Я с ними познакомился, стал расспрашивать дорогу. Они очень смеялись, когда я сказал, каким путем сюда попал. Оказалось, что это окрестности города Калининграда. Они предложили подвезти, и это был опять первый случай, когда я в п и с а л с я во внеположное (в чужую семью).
«Вот бы мне так: искупаться, порыбачить, детей повоспитывать», – мрачно думал я, возвращаясь ревущими улицами в их авто. Близости к ним я не ощущал и отвечал неохотно. Их счастье и крепость их уз как-то напоминали жилую секцию в панельном доме: блок.
Но люди были симпатичные.
КАЛИСТОВО

тропа на Митрополье
В Калистове, на тихой платформе на полпути к Сергиеву Посаду я выходил из любви к имени Каллист. Там и правда сразу за путями и будкой стрелочника виднелся за поворотом шоссе милый редкий перелесок, за ним поле и деревня. Помню, что пошел по кромке поля в виду деревни, потом опушкой, чтобы не замечали из деревни, но папоротники, широколиственные травы, клены, дубки и прочие не любые северянину деревья до того почему-то не поглянулись, что с досады не стал даже углубляться в лес. Это было не то: я тосковал по тайге, а мне предлагался бутафорский задник в подмосковном драмтеатре. (Я почему-то активно недолюбливал всю природу ближнего Подмосковья, кроме Мещоры, все время, пока по нему путешествовал). Если бы я знал, что там дальше усадьба Мураново, я бы, может, туда дошел, но в тот раз я бродил без карты, поэтому, невзлюбя широкую, как слоновьи уши, растительность, таки воротился ближе к железной дороге и почесал обратно к Москве. Ходил там, ходил, в этих бесчисленных ашукинских дачах, которые как раз активно удобрялись (запах навоза стоял плотный), и чувствовал, что всему этому чужой: это был пир собственников облепихи, «жигулей», дач-теремов, гряд (по-моему, стояла осень после сбора урожая, дачники готовили компост). Я произвольно кружил узкими изворотистыми дорогами и часто вредничал, останавливаясь, чтобы объесть неубранную сливу. (В одном живописном углу возле серой, в лапу рубленной, полутораэтажной нежилой дачи торчал, помню, полчаса: слива стояла очень удобно, не была огорожена, и я ее вчистую объел, мучаясь одновременно угрызениями совести и предполагая в дальнейшем от столь низменного воровства снижение социального статуса; но жаль было, правда, этих сочных плодов, да и соседи помалкивали). У меня помаленьку складывалось тогда впечатление, что я мог бы из этих путешествий извлекать немалую пользу; плохо только, что московские бездомные промышляли в то же время тем же; так что, странно сказать, воровством я не злоупотреблял, а рябиной и аронией даже брезговал.

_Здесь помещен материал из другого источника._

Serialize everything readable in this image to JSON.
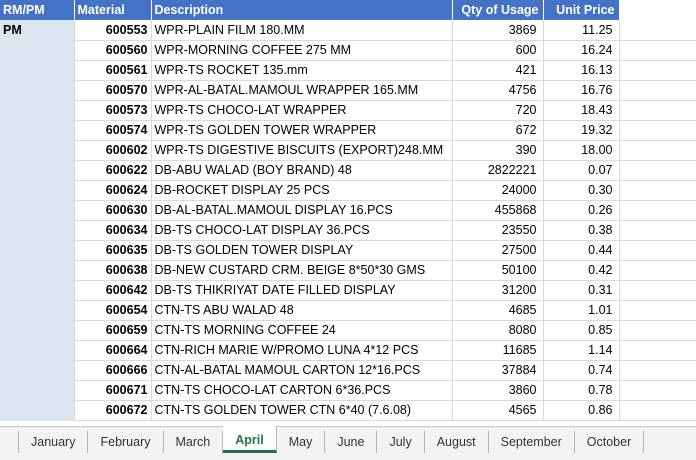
{
  "header": {
    "cat": "RM/PM",
    "material": "Material",
    "description": "Description",
    "qty": "Qty of Usage",
    "price": "Unit Price"
  },
  "category_label": "PM",
  "rows": [
    {
      "material": "600553",
      "description": "WPR-PLAIN FILM 180.MM",
      "qty": "3869",
      "price": "11.25"
    },
    {
      "material": "600560",
      "description": "WPR-MORNING COFFEE 275 MM",
      "qty": "600",
      "price": "16.24"
    },
    {
      "material": "600561",
      "description": "WPR-TS ROCKET 135.mm",
      "qty": "421",
      "price": "16.13"
    },
    {
      "material": "600570",
      "description": "WPR-AL-BATAL.MAMOUL WRAPPER 165.MM",
      "qty": "4756",
      "price": "16.76"
    },
    {
      "material": "600573",
      "description": "WPR-TS CHOCO-LAT WRAPPER",
      "qty": "720",
      "price": "18.43"
    },
    {
      "material": "600574",
      "description": "WPR-TS GOLDEN TOWER WRAPPER",
      "qty": "672",
      "price": "19.32"
    },
    {
      "material": "600602",
      "description": "WPR-TS DIGESTIVE BISCUITS (EXPORT)248.MM",
      "qty": "390",
      "price": "18.00"
    },
    {
      "material": "600622",
      "description": "DB-ABU WALAD (BOY BRAND) 48",
      "qty": "2822221",
      "price": "0.07"
    },
    {
      "material": "600624",
      "description": "DB-ROCKET DISPLAY 25 PCS",
      "qty": "24000",
      "price": "0.30"
    },
    {
      "material": "600630",
      "description": "DB-AL-BATAL.MAMOUL DISPLAY 16.PCS",
      "qty": "455868",
      "price": "0.26"
    },
    {
      "material": "600634",
      "description": "DB-TS CHOCO-LAT DISPLAY 36.PCS",
      "qty": "23550",
      "price": "0.38"
    },
    {
      "material": "600635",
      "description": "DB-TS GOLDEN TOWER DISPLAY",
      "qty": "27500",
      "price": "0.44"
    },
    {
      "material": "600638",
      "description": "DB-NEW CUSTARD CRM. BEIGE 8*50*30 GMS",
      "qty": "50100",
      "price": "0.42"
    },
    {
      "material": "600642",
      "description": "DB-TS THIKRIYAT DATE FILLED DISPLAY",
      "qty": "31200",
      "price": "0.31"
    },
    {
      "material": "600654",
      "description": "CTN-TS ABU WALAD 48",
      "qty": "4685",
      "price": "1.01"
    },
    {
      "material": "600659",
      "description": "CTN-TS MORNING COFFEE 24",
      "qty": "8080",
      "price": "0.85"
    },
    {
      "material": "600664",
      "description": "CTN-RICH MARIE W/PROMO LUNA 4*12 PCS",
      "qty": "11685",
      "price": "1.14"
    },
    {
      "material": "600666",
      "description": "CTN-AL-BATAL MAMOUL CARTON 12*16.PCS",
      "qty": "37884",
      "price": "0.74"
    },
    {
      "material": "600671",
      "description": "CTN-TS CHOCO-LAT CARTON 6*36.PCS",
      "qty": "3860",
      "price": "0.78"
    },
    {
      "material": "600672",
      "description": "CTN-TS GOLDEN TOWER CTN 6*40 (7.6.08)",
      "qty": "4565",
      "price": "0.86"
    }
  ],
  "tabs": [
    "January",
    "February",
    "March",
    "April",
    "May",
    "June",
    "July",
    "August",
    "September",
    "October"
  ],
  "active_tab": "April",
  "colors": {
    "header": "#4472c4",
    "category_fill": "#dce6f1",
    "active_tab": "#217346"
  }
}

В тот ли раз, в другой ли, но только, помню, в большой дождь вышел к каким-то прудам и там на плоту в плавучей будке провел час с каким-то спасателем на водах и его женой: шпарил дождь, пруды рябили, как худой стальной дуршлаг, а этот парень накидывал дровами открытую жестяную печь и на ней, сняв пару круглых конфорок, жарил мясо на сковороде. Он и его невзрачная мокрая женушка жарили мясо под большим дождем, хотя навес располагался в нескольких метрах, и я вышел из лесу на запах вкусного дыма. Спасать тут было решительно некого, но они моим заявлением возмутились и с апломбом сообщили, что в жаркую погоду тут полно купается пионеров и пенсионеров и что их наняли за честную плату, потому что один потонул. Это были романтики. Я понял, что эти двое чокнутых и, немного не в себе, очень вежливых людей – романтики, что они любят друг друга, поедят сейчас мяса с дымком и, когда дождь кончится, и я уйду, займутся любовью в хижине.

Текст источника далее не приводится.